自分でできる? 食塩水・位の入れ替え・比例式の立式が自分の言葉で説明できたら今日はOK。あやしい人は該当セクションに戻ろう

【典型パターン】位の入れ替え:もとの整数=10a+b、入れ替え後=10b+a。食塩水の混合:食塩の量(濃度×食塩水の量)が保存される。比例式:a:b=c:dならad=bc。【文章題の4ステップ】①何をxに置くか決める→②同じ量を2通りで表して方程式を作る→③係数を整数化し移項してax=bを解く→④解の吟味(整数・範囲の条件を確認する)。

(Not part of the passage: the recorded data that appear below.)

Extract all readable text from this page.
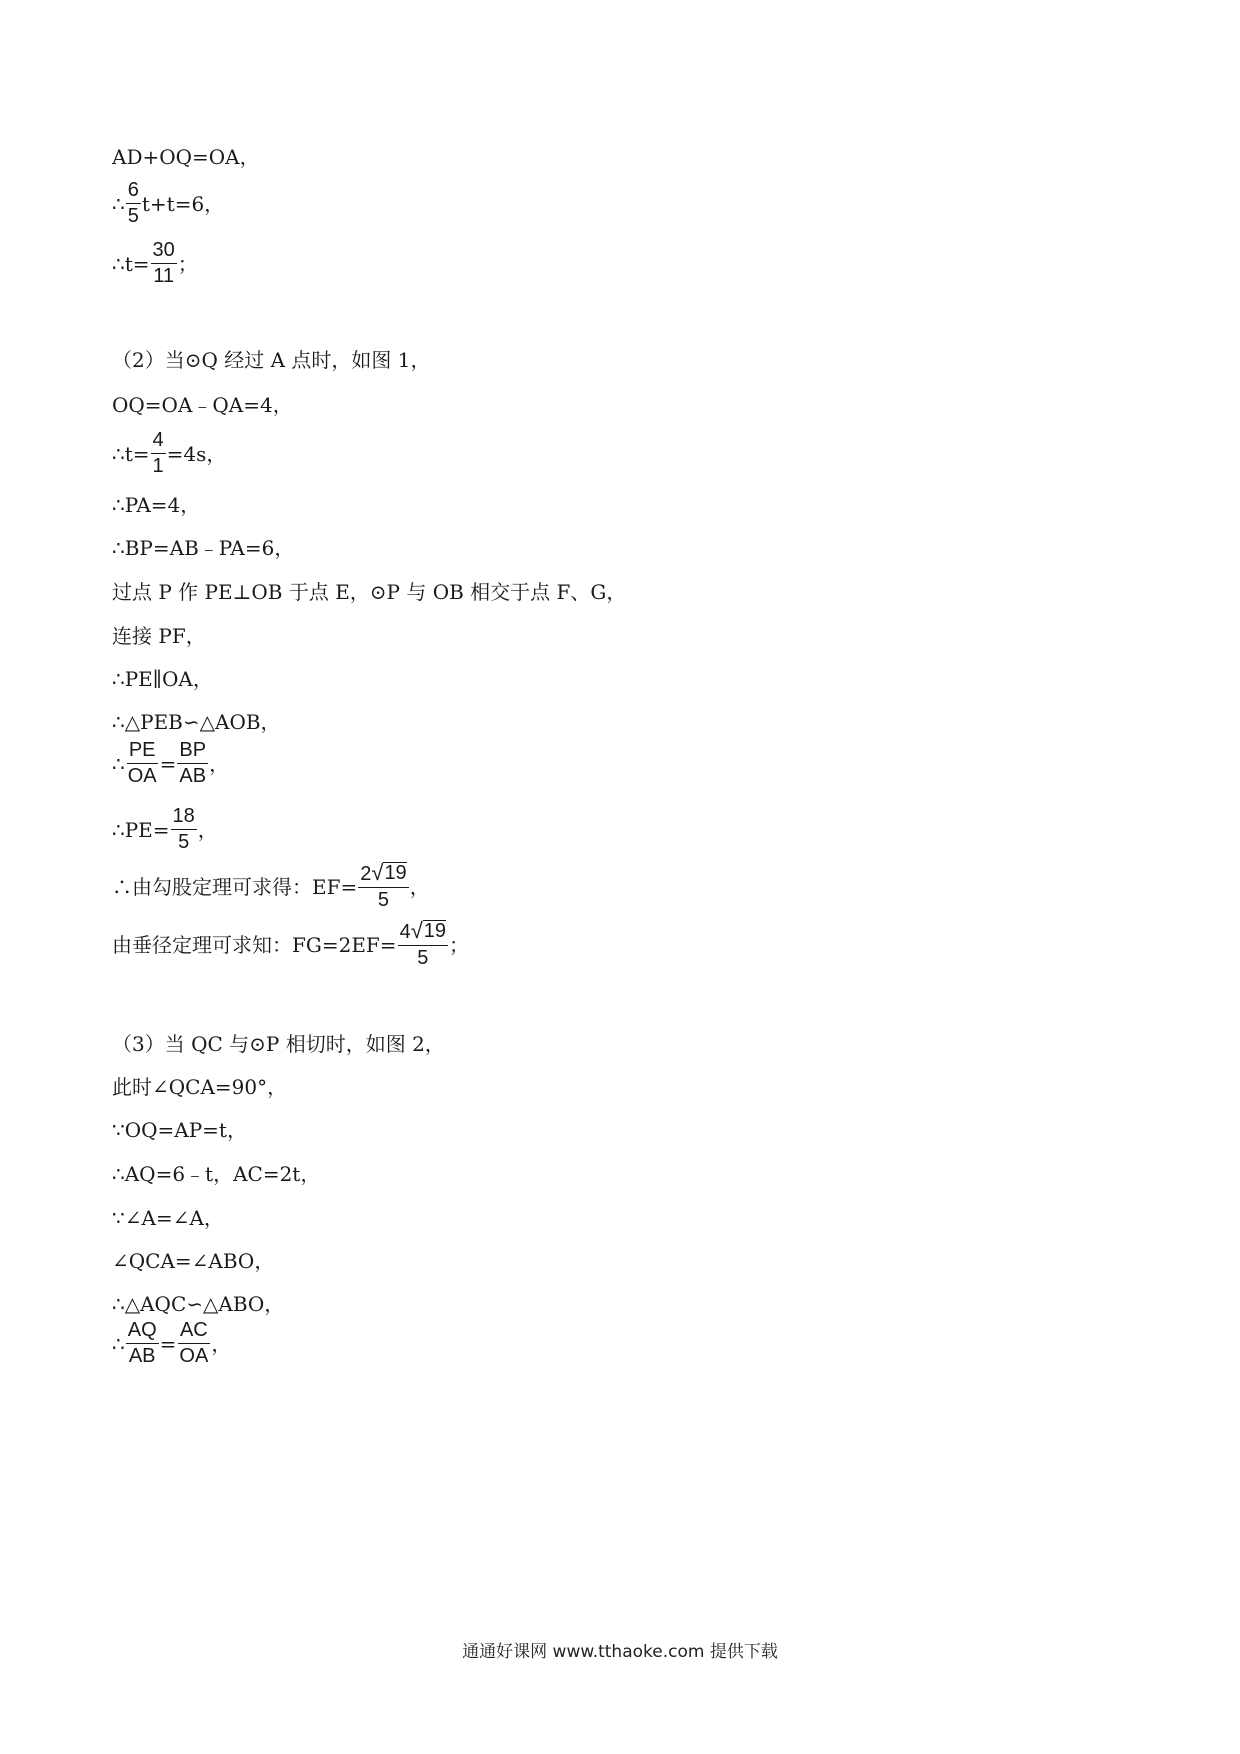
AD+OQ=OA，
∴ $\frac{6}{5} t+t=6$，
∴t= $\frac{30}{11}$ ；
（2）当⊙Q 经过 A 点时，如图 1，
OQ=OA﹣QA=4，
∴t= $\frac{4}{1} =4s$，
∴PA=4，
∴BP=AB﹣PA=6，
过点 P 作 PE⊥OB 于点 E，⊙P 与 OB 相交于点 F、G，
连接 PF，
∴PE∥OA，
∴△PEB∽△AOB，
∴ $\frac{PE}{OA} = \frac{BP}{AB}$ ，
∴PE= $\frac{18}{5}$ ，
∴由勾股定理可求得：$EF= \frac{2 √ 19}{5}$ ，
由垂径定理可求知：$FG=2EF= \frac{4 √ 19}{5}$ ；
（3）当 QC 与⊙P 相切时，如图 2，
此时∠QCA=90°，
∵OQ=AP=t，
∴AQ=6﹣t，AC=2t，
∵∠A=∠A，
∠QCA=∠ABO，
∴△AQC∽△ABO，
∴ $\frac{AQ}{AB} = \frac{AC}{OA}$ ，
通通好课网 www.tthaoke.com 提供下载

あやしいパターンがあった場合は、該当セクションに戻って確認してください。

よくある質問

食塩水を混ぜたとき、なぜ濃度を平均するだけではダメなのですか?

濃度は割合なので、食塩水の量が異なるものをそのまま足して平均は取れません。混ぜても変わらないのは食塩の量(固体量)です。「食塩の量=濃度×食塩水の量」で各液の食塩量を求め、その合計が混合後の食塩量と等しいという等式を立ててください。

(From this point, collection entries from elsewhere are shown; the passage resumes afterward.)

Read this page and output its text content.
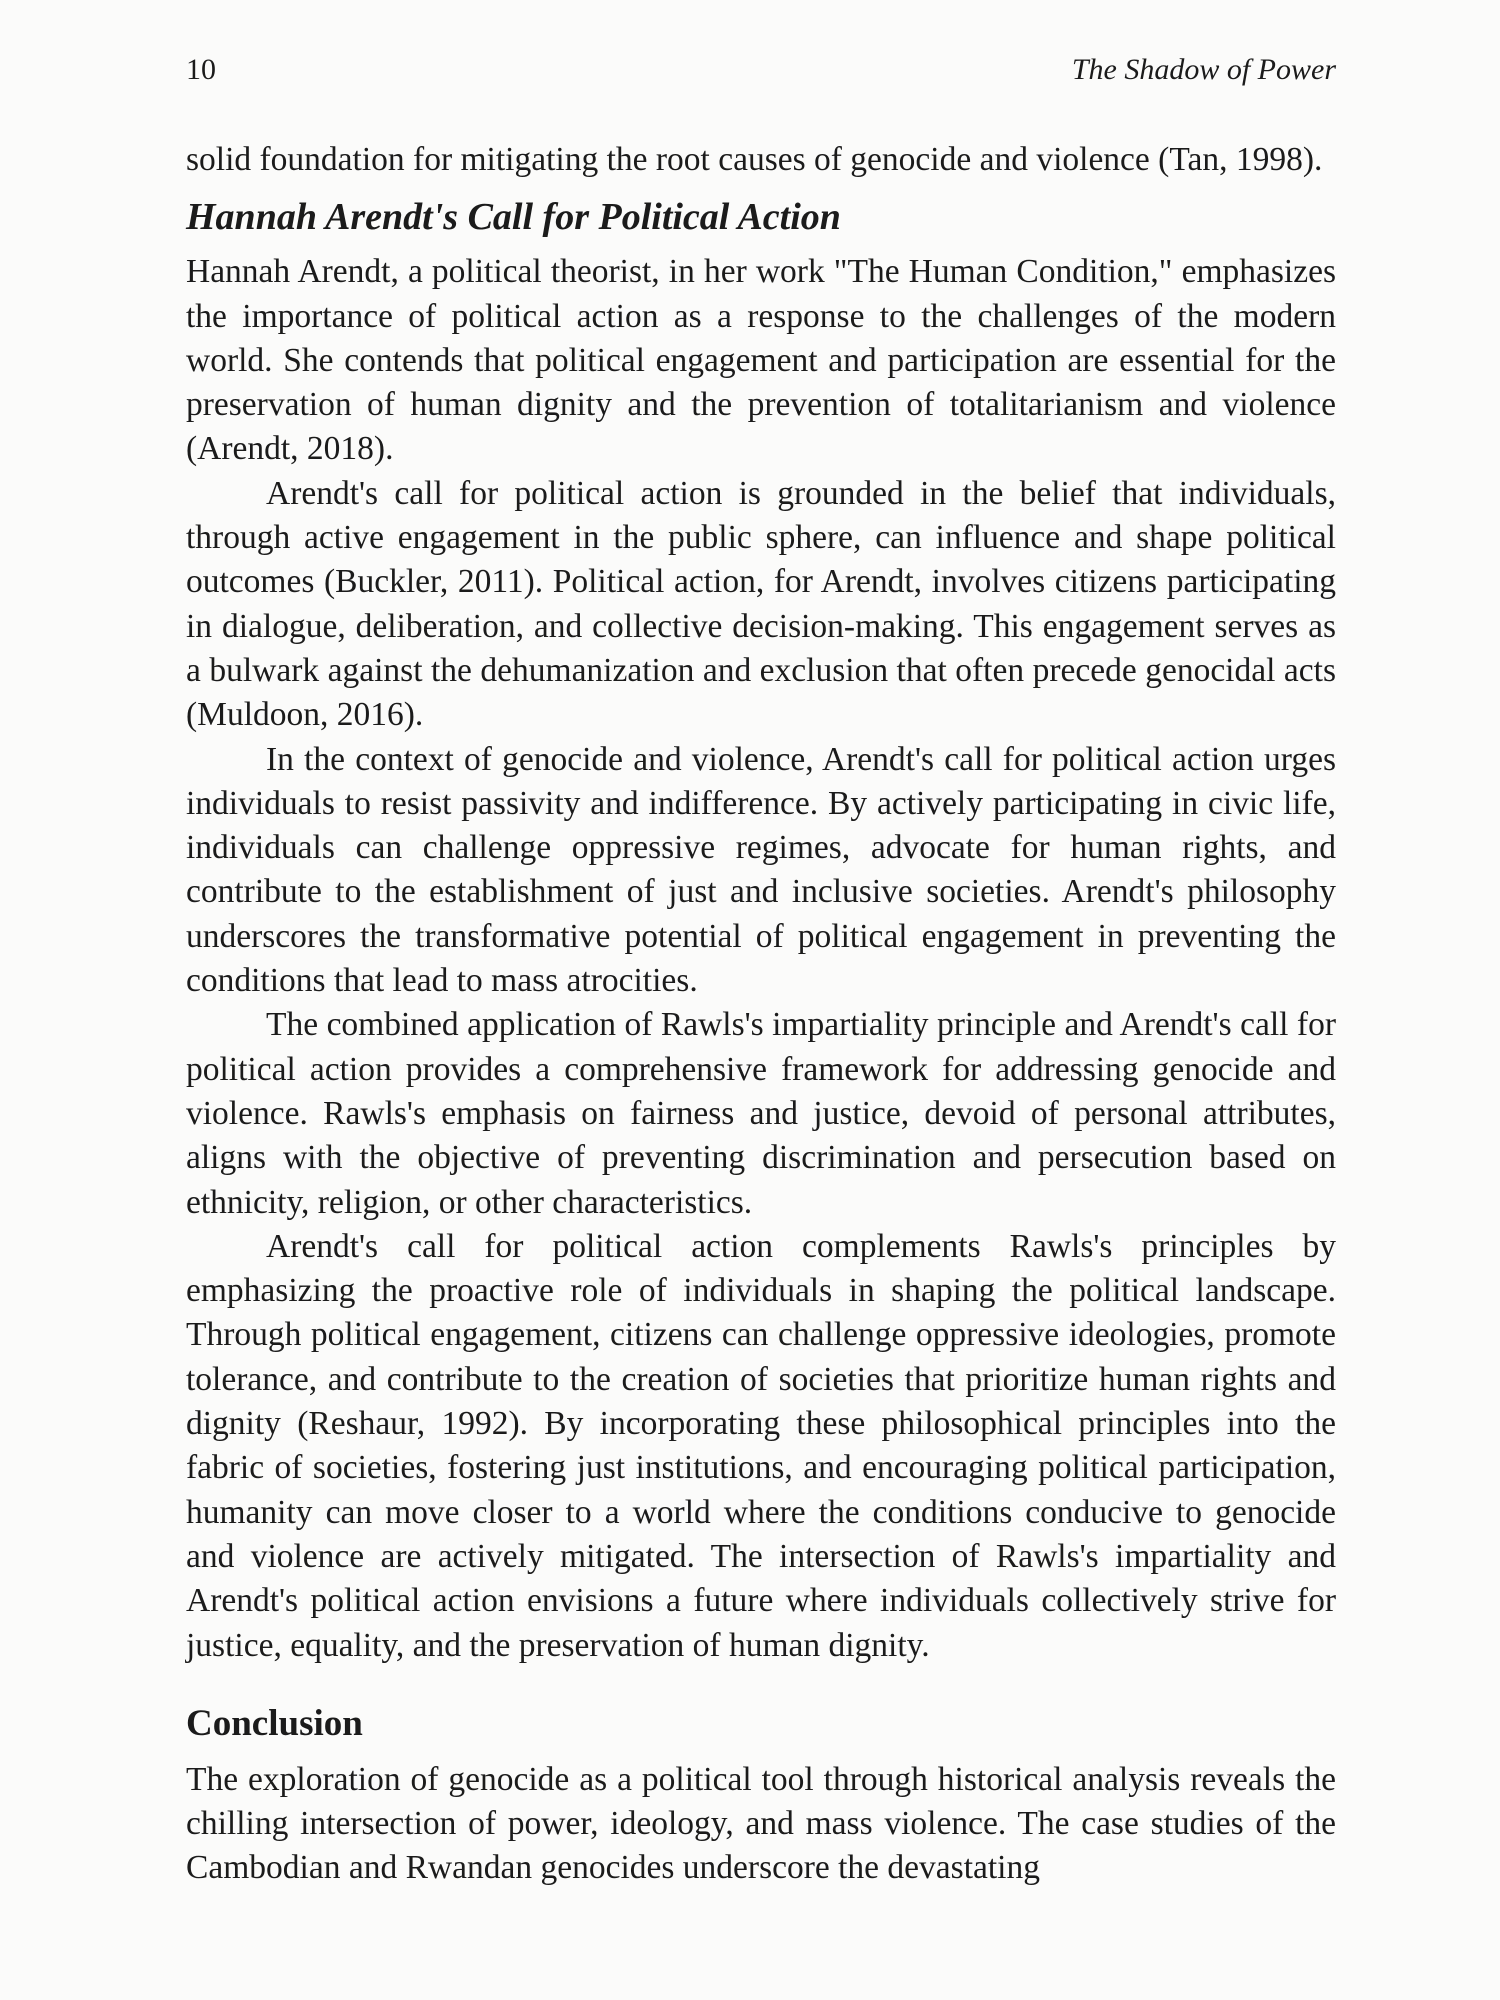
10	The Shadow of Power

solid foundation for mitigating the root causes of genocide and violence (Tan, 1998).

Hannah Arendt's Call for Political Action

Hannah Arendt, a political theorist, in her work "The Human Condition," emphasizes the importance of political action as a response to the challenges of the modern world. She contends that political engagement and participation are essential for the preservation of human dignity and the prevention of totalitarianism and violence (Arendt, 2018).

Arendt's call for political action is grounded in the belief that individuals, through active engagement in the public sphere, can influence and shape political outcomes (Buckler, 2011). Political action, for Arendt, involves citizens participating in dialogue, deliberation, and collective decision-making. This engagement serves as a bulwark against the dehumanization and exclusion that often precede genocidal acts (Muldoon, 2016).

In the context of genocide and violence, Arendt's call for political action urges individuals to resist passivity and indifference. By actively participating in civic life, individuals can challenge oppressive regimes, advocate for human rights, and contribute to the establishment of just and inclusive societies. Arendt's philosophy underscores the transformative potential of political engagement in preventing the conditions that lead to mass atrocities.

The combined application of Rawls's impartiality principle and Arendt's call for political action provides a comprehensive framework for addressing genocide and violence. Rawls's emphasis on fairness and justice, devoid of personal attributes, aligns with the objective of preventing discrimination and persecution based on ethnicity, religion, or other characteristics.

Arendt's call for political action complements Rawls's principles by emphasizing the proactive role of individuals in shaping the political landscape. Through political engagement, citizens can challenge oppressive ideologies, promote tolerance, and contribute to the creation of societies that prioritize human rights and dignity (Reshaur, 1992). By incorporating these philosophical principles into the fabric of societies, fostering just institutions, and encouraging political participation, humanity can move closer to a world where the conditions conducive to genocide and violence are actively mitigated. The intersection of Rawls's impartiality and Arendt's political action envisions a future where individuals collectively strive for justice, equality, and the preservation of human dignity.

Conclusion

The exploration of genocide as a political tool through historical analysis reveals the chilling intersection of power, ideology, and mass violence. The case studies of the Cambodian and Rwandan genocides underscore the devastating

位の入れ替えの問題で、なぜ十の位と一の位に別々の文字を使ってはいけないのですか?

中学1年生では一次方程式(文字1つ)しか扱わないためです。2つの文字を使うと中学2年で学ぶ連立方程式が必要になります。「一の位=十の位+4」のような条件式で一方を他方で表し、文字を1つに統一してから方程式を立ててください。

解の吟味が必要なのはどんなときですか?

「個数なので整数」「2桁の整数なので十の位は1〜9」など整数・範囲の制約がある問題では必ず必要です。方程式の解が分数や条件外の値になった場合、「この条件を満たす整数は存在しない」という結論になります。